Lito Sousa, influenciador e piloto com um canal denominado “Aviões e Músicas”, recebeu o diagnóstico da doença de Creutzfeldt-Jakob, uma condição neurológica rara e degenerativa. A informação foi divulgada na última sexta-feira (21/8) por sua esposa, Mila Seidl, após semanas de investigação médica e piora nos sintomas. O neurocirurgião Dr. Paulo Porto de Melo forneceu detalhes sobre a doença em uma entrevista ao portal LeoDias, esclarecendo os efeitos devastadores que ela tem sobre o sistema nervoso e os cuidados necessários após o diagnóstico.
De acordo com o médico, a Creutzfeldt-Jakob é classificada como uma doença priônica, resultante do acúmulo de proteínas anormais no cérebro.
“A doença de Creutzfeldt-Jakob é também conhecida como doença priônica. Essa denominação se deve ao fato de ser provocada por proteínas anormais chamadas príons. Essas proteínas causam a degeneração cerebral, levando a sintomas como confusão mental, alterações na força e nos movimentos, resultando em uma deterioração rápida da saúde cerebral. Infelizmente, não há tratamento eficaz para curá-la; o manejo é multidisciplinar, focando em proporcionar conforto ao paciente e aliviar os sintomas enquanto a doença avança. É importante ressaltar que não se trata de uma enfermidade transmitida por contato físico próximo, como beijos ou abraços, portanto não há motivo para pânico”, explicou.
Veja as fotos
Leia Também
No caso do influenciador, a condição se manifestou primeiramente com dificuldades motoras. Mila revelou que ele perdeu significativamente seus movimentos nas últimas semanas, embora mantenha clareza mental.
“Conforme avança a enfermidade, é comum haver um agravamento progressivo das habilidades motoras, além de alterações na coordenação e na fala; eventualmente isso pode levar ao óbito”, destacou o especialista.

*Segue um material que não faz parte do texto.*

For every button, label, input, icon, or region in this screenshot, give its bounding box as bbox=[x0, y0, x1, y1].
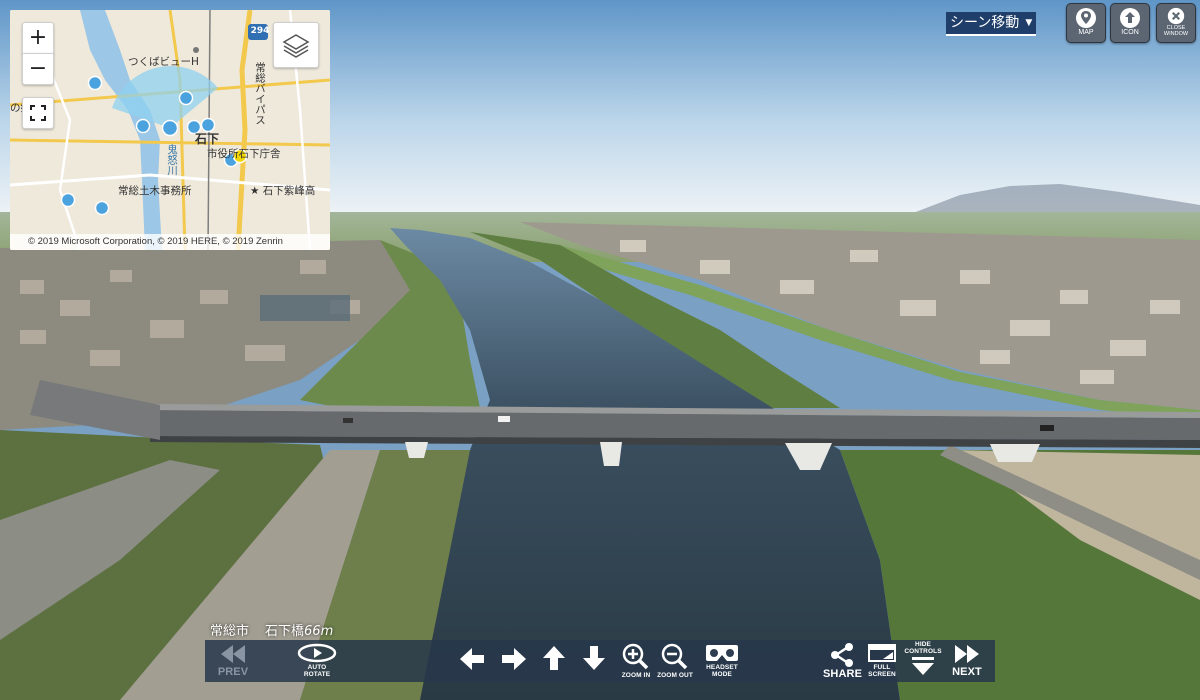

A evolução da Creutzfeldt-Jakob é tipicamente rápida e pode afetar diversas funções neurológicas. Antes da confirmação do diagnóstico de Lito, médicos investigaram outras possíveis causas para seu estado clínico, incluindo encefalite autoimune. Ele foi submetido a tratamentos como plasmaférese e pulsoterapia, mas apresentou poucas melhorias e sua condição voltou a se agravar.
A maioria dos casos não apresenta origem conhecida
O especialista ainda ressaltou que na maior parte dos casos não se consegue identificar a causa da doença.

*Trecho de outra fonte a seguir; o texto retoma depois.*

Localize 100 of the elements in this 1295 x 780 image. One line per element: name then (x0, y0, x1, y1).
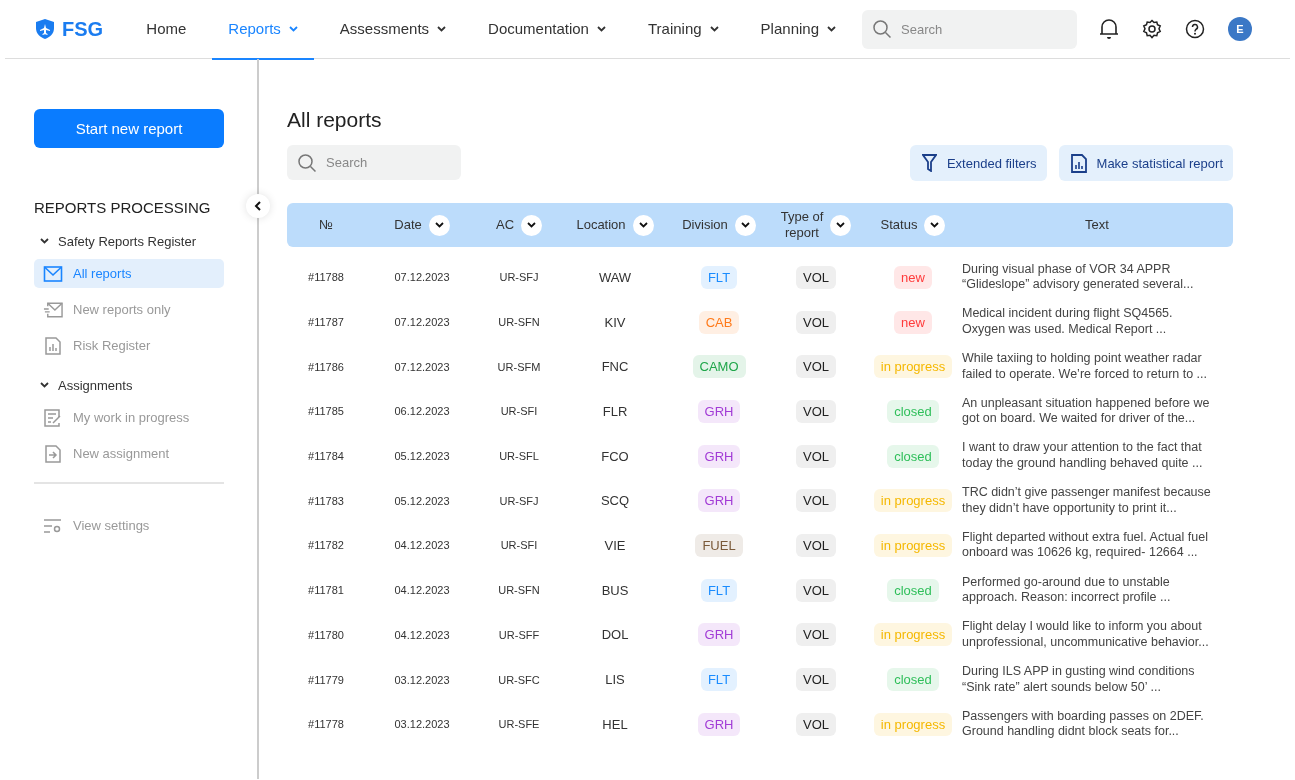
report-text: During ILS APP in gusting wind conditions “Sink rate” alert sounds below 50’ ... (962, 663, 1195, 696)
division-tag: GRH (697, 444, 741, 468)
status-tag: closed (887, 444, 939, 468)
document-arrow-icon (43, 444, 63, 463)
type-tag: VOL (796, 578, 836, 602)
status-tag: closed (887, 399, 939, 423)
type-tag: VOL (796, 623, 836, 647)
sort-button[interactable] (521, 214, 543, 236)
table-cell: FLR (602, 403, 628, 419)
search-field[interactable]: Search (862, 9, 1077, 49)
table-cell: UR-SFF (498, 628, 540, 641)
table-cell: UR-SFN (498, 316, 540, 329)
division-tag: CAB (698, 310, 740, 334)
brand-name: FSG (62, 17, 104, 41)
chevron-down-icon (740, 222, 750, 228)
nav-tab[interactable]: Training (631, 0, 735, 60)
section-title: REPORTS PROCESSING (34, 199, 211, 216)
sort-button[interactable] (734, 214, 756, 236)
table-cell: LIS (605, 672, 625, 688)
report-text: TRC didn’t give passenger manifest because they didn’t have opportunity to print it... (962, 485, 1211, 517)
division-tag: FLT (700, 578, 738, 602)
type-tag: VOL (796, 444, 836, 468)
extended-filters-button[interactable]: Extended filters (909, 145, 1047, 181)
sort-button[interactable] (924, 214, 946, 236)
column-header: Division (682, 217, 728, 233)
status-tag: in progress (873, 355, 953, 379)
table-cell: 06.12.2023 (394, 405, 450, 418)
nav-tab[interactable]: Home (130, 0, 203, 60)
table-cell: HEL (602, 716, 628, 732)
bar-chart-icon (1070, 153, 1087, 173)
table-cell: FNC (601, 359, 629, 375)
table-cell: UR-SFM (497, 360, 541, 373)
division-tag: CAMO (692, 355, 746, 379)
column-header: AC (495, 217, 515, 233)
collapse-sidebar-button[interactable] (246, 194, 270, 218)
user-avatar[interactable]: E (1228, 17, 1252, 41)
column-header: Status (880, 217, 918, 233)
table-cell: KIV (604, 314, 626, 330)
table-cell: #11787 (308, 316, 344, 329)
column-header: Type of report (780, 209, 824, 241)
status-tag: in progress (873, 623, 953, 647)
envelope-icon (43, 265, 63, 282)
notification-bell-icon[interactable] (1099, 18, 1119, 40)
group-toggle[interactable]: Assignments (34, 374, 139, 396)
status-tag: in progress (873, 489, 953, 513)
table-cell: WAW (598, 269, 632, 285)
type-tag: VOL (796, 310, 836, 334)
report-text: I want to draw your attention to the fact that today the ground handling behaved quite ... (962, 440, 1203, 472)
report-text: Performed go-around due to unstable approach. Reason: incorrect profile ... (962, 574, 1171, 606)
type-tag: VOL (796, 489, 836, 513)
nav-tab[interactable]: Assessments (323, 0, 463, 60)
group-toggle[interactable]: Safety Reports Register (34, 230, 202, 252)
table-cell: 07.12.2023 (394, 271, 450, 284)
report-text: During visual phase of VOR 34 APPR “Glideslope” advisory generated several... (962, 261, 1194, 293)
nav-tab[interactable]: Reports (212, 0, 314, 60)
table-cell: 03.12.2023 (394, 718, 450, 731)
table-cell: 05.12.2023 (394, 494, 450, 507)
table-cell: 05.12.2023 (394, 450, 450, 463)
table-cell: #11784 (308, 450, 344, 463)
chevron-down-icon (434, 222, 444, 228)
nav-tab[interactable]: Planning (744, 0, 852, 60)
report-text: An unpleasant situation happened before we got on board. We waited for driver of the... (962, 395, 1210, 428)
bar-chart-icon (43, 336, 63, 355)
start-new-report-button[interactable]: Start new report (34, 109, 224, 148)
sort-button[interactable] (830, 214, 852, 236)
sort-button[interactable] (632, 214, 654, 236)
column-header: Location (576, 217, 626, 233)
status-tag: new (894, 265, 932, 289)
report-text: While taxiing to holding point weather radar failed to operate. We’re forced to return to ... (962, 351, 1208, 383)
filter-icon (921, 154, 937, 172)
division-tag: GRH (697, 623, 741, 647)
table-cell: 04.12.2023 (394, 539, 450, 552)
chevron-down-icon (40, 238, 49, 244)
settings-icon[interactable] (1142, 19, 1162, 39)
report-text: Medical incident during flight SQ4565. Oxygen was used. Medical Report ... (962, 306, 1173, 338)
sort-button[interactable] (428, 214, 450, 236)
table-cell: UR-SFJ (499, 494, 539, 507)
chevron-down-icon (836, 222, 846, 228)
type-tag: VOL (796, 668, 836, 692)
chevron-down-icon (437, 25, 447, 32)
edit-document-icon (43, 408, 63, 427)
help-icon[interactable] (1185, 19, 1205, 39)
table-cell: UR-SFI (500, 539, 538, 552)
type-tag: VOL (796, 712, 836, 736)
table-cell: #11783 (308, 494, 344, 507)
table-cell: 03.12.2023 (394, 673, 450, 686)
type-tag: VOL (796, 265, 836, 289)
table-cell: #11778 (308, 718, 344, 731)
statistical-report-button[interactable]: Make statistical report (1058, 145, 1233, 181)
division-tag: GRH (697, 489, 741, 513)
table-cell: #11781 (308, 584, 344, 597)
search-field[interactable]: Search (287, 145, 461, 180)
table-cell: #11782 (308, 539, 344, 552)
shield-logo-icon (36, 19, 54, 39)
table-cell: VIE (604, 537, 626, 553)
chevron-down-icon (638, 222, 648, 228)
nav-tab[interactable]: Documentation (472, 0, 622, 60)
table-cell: 07.12.2023 (394, 316, 450, 329)
table-cell: SCQ (600, 493, 630, 509)
column-header: № (319, 217, 333, 233)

“É fundamental mencionar que aproximadamente 84% dos casos da Creutzfeldt-Jakob são esporádicos; ou seja, não conseguimos determinar sua origem ou o mecanismo pelo qual se desenvolveu. Nos demais 16%, a transmissão ocorre através de material cirúrgico contaminado ou raramente por mutações genéticas no gene PRNP. Mais uma vez, cabe esclarecer à população que essa não é uma enfermidade transmissível por contato físico ou via respiratória”, enfatizou.
Essa explicação é especialmente relevante para acalmar as preocupações que familiares e amigos possam ter em relação ao paciente. A forma esporádica representa a maior parte dos diagnósticos dessa condição.
Tratamento busca conforto; cura ainda não existe
Atualmente não há tratamento capaz de parar ou reverter a progressão da Creutzfeldt-Jakob. Assim sendo, após o diagnóstico confirmado, as atenções são voltadas principalmente para o manejo dos sintomas e para manter a qualidade de vida do paciente.
No caso de Lito Sousa, sua esposa mencionou que ele optou por deixar o hospital para receber cuidados domiciliares. A família está organizando um sistema de home care com suporte contínuo e um cuidador disponível durante todo o dia.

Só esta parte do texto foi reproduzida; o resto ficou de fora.